Step 2: Verify Connection

Ask your AI assistant:

> List my Hydrata projects

You should see a response from the list_projects tool showing your projects (empty list if you're new).

Step 3: Create a Flood Model

Here's a typical workflow conversation:

> Create a new flood modeling project called "Site Assessment"

The assistant calls create_project and returns the project ID.

> Upload my DEM file site_dem_5m.tif to the project

The assistant calls upload_dem with your file.

> Create a scenario with Manning's n = 0.035 and a 100-year 6-hour rainfall event

The assistant calls create_scenario with your parameters.

> Run the simulation

The assistant calls run_simulation.

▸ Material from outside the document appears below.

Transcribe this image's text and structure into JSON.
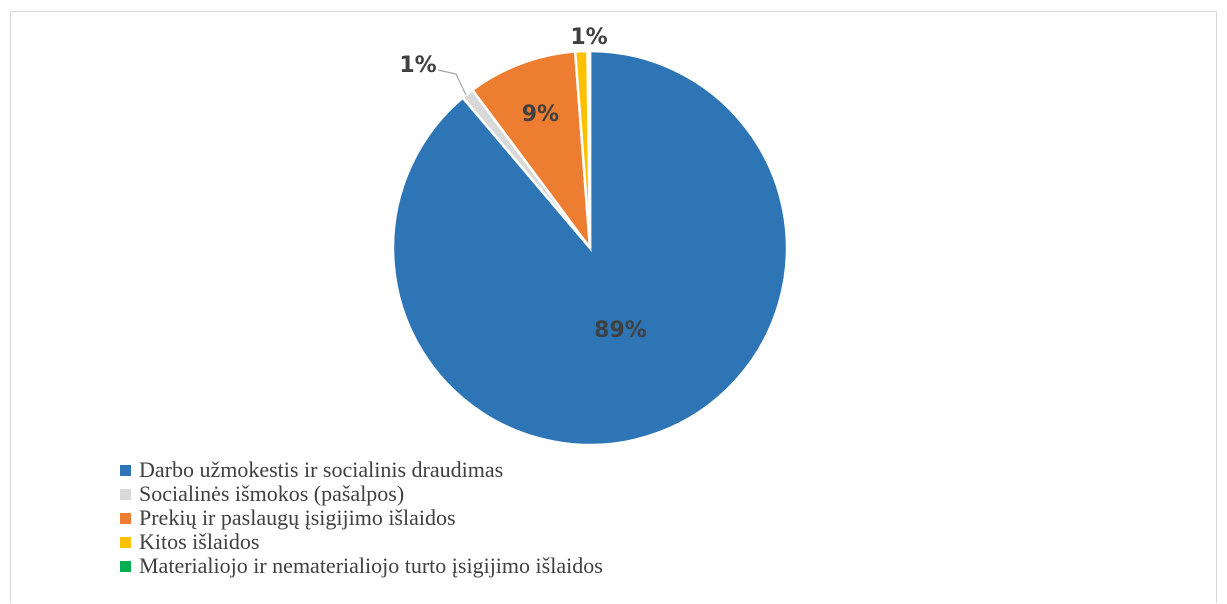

The job runs on AWS Batch — typically 2–10 minutes depending on model size.

> Check the status

The assistant calls get_run_status and reports progress.

> Show me the results

The assistant calls get_results and returns flood depth maps, maximum velocities, and result URLs.

Available Tools Reference

Project Management

Tool Parameters Returns
list_projects Array of projects with IDs, names, dates
create_project name New project ID and details
get_project project_id Full project with scenarios and runs

Scenario Configuration

Tool Parameters Returns
create_scenario project_id, model parameters New scenario ID
list_scenarios project_id Array of scenarios

Simulation

Tool Parameters Returns
run_simulation scenario_id Run ID, initial status
get_run_status run_id Current status, progress
get_results run_id Result URLs, summary statistics
list_runs scenario_id Array of runs with status

Common Workflows

Quick Site Assessment

> Create a project "Quick Assessment", upload dem.tif, create a scenario with
  default friction and 50-year rainfall, run it, and show results when done.

Scenario Comparison

> For project 42, create three scenarios: one with 10-year, one with 50-year,
  and one with 100-year rainfall. Run all three and compare peak depths.

Sensitivity Analysis

> Run the same scenario with Manning's n = 0.02, 0.035, and 0.05.
  Compare the results to understand friction sensitivity.